What Does Patient-Centered Health Care Look Like?

Rep. Tom Price (R-GA) 72% and Rep. Phil Roe (R-TN) 75% joined Heritage Action for the 2014 Conservative Policy Summit earlier this month to discuss their health care proposals in the House.

Both lawmakers, physicians by trade, know the intricacies of the health care system in America.

Before discussing his bill, the Empowering Patients First Act (H.R. 2300), Rep. Price said it’s important to think about what patient-centered health care is.

What it means to me is that, as a physician for over 25 years taking care of patients, patients and families and doctors [are] taking care and making medical decisions and not Washington D.C.  Or not insurance companies.  Patients and families and doctors ought to be the ones making medical decisions.  

Accessibility, affordability, quality, responsiveness, innovation, and choice are the principles Rep. Price says are truly necessary for patient-centered care to be possible.

No one should be denied coverage because of a pre-existing condition, and such denials could be remedied with “robust pooling mechanisms” such as individual membership associations that sell health care plans across state lines.

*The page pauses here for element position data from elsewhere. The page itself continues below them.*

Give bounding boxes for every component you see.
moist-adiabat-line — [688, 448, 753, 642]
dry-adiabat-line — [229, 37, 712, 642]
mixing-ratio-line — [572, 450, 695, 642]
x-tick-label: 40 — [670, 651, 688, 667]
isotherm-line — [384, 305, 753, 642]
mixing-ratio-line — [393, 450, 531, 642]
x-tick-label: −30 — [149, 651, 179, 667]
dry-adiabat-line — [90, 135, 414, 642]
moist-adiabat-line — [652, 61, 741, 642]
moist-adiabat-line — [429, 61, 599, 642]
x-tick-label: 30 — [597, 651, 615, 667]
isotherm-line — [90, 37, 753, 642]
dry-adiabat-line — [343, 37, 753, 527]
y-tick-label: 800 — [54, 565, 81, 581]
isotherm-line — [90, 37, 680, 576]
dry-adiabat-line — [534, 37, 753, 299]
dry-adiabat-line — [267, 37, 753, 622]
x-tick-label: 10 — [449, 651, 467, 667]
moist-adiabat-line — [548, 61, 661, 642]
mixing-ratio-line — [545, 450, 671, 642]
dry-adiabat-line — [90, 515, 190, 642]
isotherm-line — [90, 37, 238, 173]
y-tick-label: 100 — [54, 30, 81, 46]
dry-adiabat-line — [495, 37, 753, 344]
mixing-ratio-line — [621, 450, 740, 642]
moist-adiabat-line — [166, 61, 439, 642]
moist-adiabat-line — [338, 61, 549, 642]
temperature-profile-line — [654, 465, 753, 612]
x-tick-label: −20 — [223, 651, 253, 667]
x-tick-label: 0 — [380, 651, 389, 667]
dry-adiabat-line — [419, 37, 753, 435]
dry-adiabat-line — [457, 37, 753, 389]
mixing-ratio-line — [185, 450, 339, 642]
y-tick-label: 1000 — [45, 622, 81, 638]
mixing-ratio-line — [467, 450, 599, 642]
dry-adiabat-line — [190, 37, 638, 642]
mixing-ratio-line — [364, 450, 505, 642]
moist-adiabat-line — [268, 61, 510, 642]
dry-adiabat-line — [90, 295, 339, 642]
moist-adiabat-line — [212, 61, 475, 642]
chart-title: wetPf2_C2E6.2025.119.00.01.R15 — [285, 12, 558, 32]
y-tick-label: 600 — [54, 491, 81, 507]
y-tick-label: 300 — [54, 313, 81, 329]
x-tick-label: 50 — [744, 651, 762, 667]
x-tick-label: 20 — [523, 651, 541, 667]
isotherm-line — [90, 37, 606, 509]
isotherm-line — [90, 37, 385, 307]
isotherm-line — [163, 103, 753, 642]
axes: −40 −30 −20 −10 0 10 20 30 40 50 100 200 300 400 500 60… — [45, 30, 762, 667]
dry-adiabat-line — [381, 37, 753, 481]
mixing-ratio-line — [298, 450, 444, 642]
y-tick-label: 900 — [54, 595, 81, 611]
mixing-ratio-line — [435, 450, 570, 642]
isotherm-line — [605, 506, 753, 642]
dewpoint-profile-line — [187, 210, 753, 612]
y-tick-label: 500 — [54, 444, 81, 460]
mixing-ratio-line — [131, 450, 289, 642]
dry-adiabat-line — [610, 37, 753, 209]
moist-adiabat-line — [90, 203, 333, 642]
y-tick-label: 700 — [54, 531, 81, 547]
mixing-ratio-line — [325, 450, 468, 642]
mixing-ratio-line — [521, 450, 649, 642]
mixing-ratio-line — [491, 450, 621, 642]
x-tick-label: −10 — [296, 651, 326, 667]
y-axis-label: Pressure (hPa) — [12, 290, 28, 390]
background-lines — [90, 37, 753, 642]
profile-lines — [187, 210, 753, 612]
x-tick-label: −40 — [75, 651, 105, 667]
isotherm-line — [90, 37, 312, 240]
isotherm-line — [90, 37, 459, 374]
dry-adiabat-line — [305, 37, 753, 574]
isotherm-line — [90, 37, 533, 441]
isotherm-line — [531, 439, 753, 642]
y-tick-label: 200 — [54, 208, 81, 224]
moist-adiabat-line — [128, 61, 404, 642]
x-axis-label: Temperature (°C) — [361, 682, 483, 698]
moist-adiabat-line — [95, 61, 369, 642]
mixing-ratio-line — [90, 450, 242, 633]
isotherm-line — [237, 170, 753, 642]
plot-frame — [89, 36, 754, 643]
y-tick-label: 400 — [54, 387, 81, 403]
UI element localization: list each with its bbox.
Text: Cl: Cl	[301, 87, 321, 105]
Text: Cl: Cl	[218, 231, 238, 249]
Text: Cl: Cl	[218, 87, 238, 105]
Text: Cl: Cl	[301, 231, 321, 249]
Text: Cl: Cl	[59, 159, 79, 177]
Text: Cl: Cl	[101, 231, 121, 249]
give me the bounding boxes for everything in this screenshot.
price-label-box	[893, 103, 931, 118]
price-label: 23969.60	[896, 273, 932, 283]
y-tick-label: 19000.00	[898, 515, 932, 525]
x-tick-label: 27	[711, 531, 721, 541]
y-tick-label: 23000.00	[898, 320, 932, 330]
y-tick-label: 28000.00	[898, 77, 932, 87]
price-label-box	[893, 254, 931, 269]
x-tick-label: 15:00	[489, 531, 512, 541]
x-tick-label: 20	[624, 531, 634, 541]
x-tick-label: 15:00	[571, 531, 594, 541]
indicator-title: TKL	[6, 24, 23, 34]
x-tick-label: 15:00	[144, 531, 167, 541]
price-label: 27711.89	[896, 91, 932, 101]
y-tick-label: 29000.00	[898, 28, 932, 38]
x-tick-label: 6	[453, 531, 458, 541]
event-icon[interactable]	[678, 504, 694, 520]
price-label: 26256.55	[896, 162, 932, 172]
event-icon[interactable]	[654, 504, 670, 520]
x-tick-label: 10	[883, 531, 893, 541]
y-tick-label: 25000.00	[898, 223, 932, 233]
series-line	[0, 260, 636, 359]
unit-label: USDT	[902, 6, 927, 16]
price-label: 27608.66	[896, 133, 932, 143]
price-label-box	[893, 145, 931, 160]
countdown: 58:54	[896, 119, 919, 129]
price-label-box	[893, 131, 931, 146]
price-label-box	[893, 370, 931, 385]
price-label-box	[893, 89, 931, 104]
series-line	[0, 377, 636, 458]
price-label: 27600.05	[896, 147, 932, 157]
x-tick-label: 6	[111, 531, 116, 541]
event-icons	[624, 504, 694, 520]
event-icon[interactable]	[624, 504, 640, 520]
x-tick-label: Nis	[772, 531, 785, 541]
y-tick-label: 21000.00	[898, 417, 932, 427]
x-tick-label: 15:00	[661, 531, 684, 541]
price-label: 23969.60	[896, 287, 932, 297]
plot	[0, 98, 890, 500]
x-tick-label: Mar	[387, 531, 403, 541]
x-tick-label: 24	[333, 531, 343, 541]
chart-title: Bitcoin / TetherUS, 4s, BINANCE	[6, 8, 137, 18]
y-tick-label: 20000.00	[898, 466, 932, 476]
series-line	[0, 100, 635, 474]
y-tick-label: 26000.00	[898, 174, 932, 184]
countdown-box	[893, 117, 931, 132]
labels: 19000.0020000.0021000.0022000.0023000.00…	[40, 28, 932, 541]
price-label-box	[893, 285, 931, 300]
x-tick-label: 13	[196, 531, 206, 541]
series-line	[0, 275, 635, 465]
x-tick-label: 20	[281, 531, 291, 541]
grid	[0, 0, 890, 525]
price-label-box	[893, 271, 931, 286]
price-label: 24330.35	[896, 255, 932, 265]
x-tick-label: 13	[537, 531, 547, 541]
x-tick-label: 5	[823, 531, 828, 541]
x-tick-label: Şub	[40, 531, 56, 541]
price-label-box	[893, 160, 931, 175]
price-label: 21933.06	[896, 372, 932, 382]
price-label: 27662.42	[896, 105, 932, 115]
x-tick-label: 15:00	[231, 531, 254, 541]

Defensive medicine hinders the principles of patient-centered health care, Rep. Price explained. Every year, defensive medicine wastes $800 billion, or 1 out of every 3 health care dollars.  That needs to change.

Doctors should “do the right thing as it relates to a patient, not because of what the Secretary of Health and Human Services said, but because of what scientists, and their colleagues, and that specialty’s society say based upon appropriate guidelines.  If they do the right thing, they ought to have a safe harbor essentially in a court of law.”

Rep. Roe, a physicians of 31 years and a co-sponsor of Rep. Price’s bill, discussed his own bill, the American Health Care Reform Act (H.R. 3121).

Rep. Roe shared a stunning revelation about how Obamacare was developed:

I got here in 2009, just as the health care debate opened up, and I still find this the most astonishing thing about the health care debate of all.  We had 9 physicians at our health caucus, doctors caucus.  We have 15 now.  Not one of us was asked one thing about the health care bill, what we thought about it… Nobody cared.